While Peter Clifton from Kershaw County and the plantation of Biggers Mobley reports, Yes, sir, us had a bold, driving, pushing marster, but not a hardhearted one.

Of course, more than nostalgia cloaks South Carolinas ex-slaves. Age, for one thing was a factor; all the speakers were old. Old and poor. They made it into the 1930s, but a lot of them suffered the declining health that stalks old age and poverty. They also suffered the hopelessness of the Great Depression then blanketing their world. Through the scrim of the seventy intervening years, it was easy for them to view their past lives in bondage as a time of plenty, a time when pleasures were simple and their youthful energies high, a time when plantation life meant shelter, food, medical care.
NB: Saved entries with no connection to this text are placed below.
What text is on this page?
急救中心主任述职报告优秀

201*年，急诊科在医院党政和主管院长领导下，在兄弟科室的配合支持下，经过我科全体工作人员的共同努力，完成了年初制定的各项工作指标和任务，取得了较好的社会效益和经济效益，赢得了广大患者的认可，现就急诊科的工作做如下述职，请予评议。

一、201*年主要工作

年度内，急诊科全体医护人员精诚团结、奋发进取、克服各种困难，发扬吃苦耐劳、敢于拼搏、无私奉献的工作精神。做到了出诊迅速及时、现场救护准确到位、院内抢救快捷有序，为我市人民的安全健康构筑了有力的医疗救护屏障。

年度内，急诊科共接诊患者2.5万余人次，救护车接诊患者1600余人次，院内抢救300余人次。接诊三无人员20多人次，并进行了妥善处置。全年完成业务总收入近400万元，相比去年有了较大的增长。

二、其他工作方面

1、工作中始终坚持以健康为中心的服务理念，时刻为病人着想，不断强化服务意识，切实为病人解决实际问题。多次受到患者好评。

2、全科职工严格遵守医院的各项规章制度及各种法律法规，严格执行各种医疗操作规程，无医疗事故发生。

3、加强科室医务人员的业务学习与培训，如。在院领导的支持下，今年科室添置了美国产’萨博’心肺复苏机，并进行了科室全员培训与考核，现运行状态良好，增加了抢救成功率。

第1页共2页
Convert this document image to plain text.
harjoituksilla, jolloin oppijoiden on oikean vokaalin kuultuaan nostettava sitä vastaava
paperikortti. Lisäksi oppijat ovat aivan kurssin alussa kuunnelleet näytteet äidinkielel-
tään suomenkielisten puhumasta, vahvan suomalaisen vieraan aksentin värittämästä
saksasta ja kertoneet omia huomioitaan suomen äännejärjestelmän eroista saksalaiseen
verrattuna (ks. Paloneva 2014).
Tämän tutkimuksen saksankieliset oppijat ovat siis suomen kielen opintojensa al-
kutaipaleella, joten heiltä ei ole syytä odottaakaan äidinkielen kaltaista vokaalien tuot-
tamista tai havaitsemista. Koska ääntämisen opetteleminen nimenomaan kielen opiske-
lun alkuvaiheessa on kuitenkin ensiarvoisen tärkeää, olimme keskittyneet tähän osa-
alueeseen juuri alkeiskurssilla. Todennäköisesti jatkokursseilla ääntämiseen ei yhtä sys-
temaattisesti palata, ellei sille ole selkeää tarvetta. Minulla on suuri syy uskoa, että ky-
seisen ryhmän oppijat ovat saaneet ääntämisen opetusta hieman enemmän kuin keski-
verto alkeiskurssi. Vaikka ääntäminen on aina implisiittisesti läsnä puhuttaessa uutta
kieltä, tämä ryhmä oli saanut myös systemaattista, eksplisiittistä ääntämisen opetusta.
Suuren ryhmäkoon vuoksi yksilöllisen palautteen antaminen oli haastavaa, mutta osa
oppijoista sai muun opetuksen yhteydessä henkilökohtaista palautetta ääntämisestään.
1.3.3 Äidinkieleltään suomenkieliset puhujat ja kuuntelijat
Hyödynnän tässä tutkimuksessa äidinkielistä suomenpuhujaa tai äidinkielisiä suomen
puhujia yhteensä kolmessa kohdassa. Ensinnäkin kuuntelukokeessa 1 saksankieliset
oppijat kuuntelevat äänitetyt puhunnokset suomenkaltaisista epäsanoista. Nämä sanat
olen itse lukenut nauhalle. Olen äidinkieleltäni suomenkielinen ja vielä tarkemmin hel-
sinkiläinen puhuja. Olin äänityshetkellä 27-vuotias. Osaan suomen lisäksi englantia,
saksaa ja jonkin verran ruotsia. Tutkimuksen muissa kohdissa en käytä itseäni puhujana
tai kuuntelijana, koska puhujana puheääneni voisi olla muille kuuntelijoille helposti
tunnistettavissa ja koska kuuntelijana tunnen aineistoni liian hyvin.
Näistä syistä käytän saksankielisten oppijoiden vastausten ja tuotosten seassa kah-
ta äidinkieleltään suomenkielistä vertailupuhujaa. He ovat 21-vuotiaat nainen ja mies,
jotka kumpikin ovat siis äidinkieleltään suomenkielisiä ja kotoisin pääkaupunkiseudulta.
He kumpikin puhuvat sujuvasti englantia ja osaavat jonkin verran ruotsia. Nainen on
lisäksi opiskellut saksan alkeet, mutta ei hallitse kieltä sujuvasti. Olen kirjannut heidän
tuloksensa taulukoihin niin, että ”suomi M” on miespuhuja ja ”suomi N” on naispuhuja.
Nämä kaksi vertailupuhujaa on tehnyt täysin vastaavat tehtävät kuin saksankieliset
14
Why is there no pervasive cry of rage from the former bondsmen? Why instead these protestations of affection for a condition which shames the civilized world?

It is useful to remember that Freedom, following the Civil War, brought virtually no improvement in the lives of the liberated. The former slaves knew themselves to be free, but they also recognized their powerlessness. Reconstruction had shattered their embryonic political aspirations. They had felt saferthey had undoubtedly lived saferin the fiefdom of their former masters. Uneducated and ignorant of the world outside the plantation, oppressed by the law, intimidated by night riders and Klansmen, few could see Freedom as a condition to be cherished.

And little support came from their former defenders, the victors in the recent hostilities. The war-weary Yankees had lost interest in the high principle for which they had fought. Like their southern counterparts, they focused their efforts on rebuilding the strained economy, and left the new citizens to endure Freedom much as they had endured slavery.

Thus, field hands who had been exploited as slaves were abandoned to exploitation as sharecroppers. Merely to subsist, women who had been house slaves continued cooking and cleaning during the day and took in washing at night. A century would pass before the civil rights advances of the 1960s appreciably altered their lot.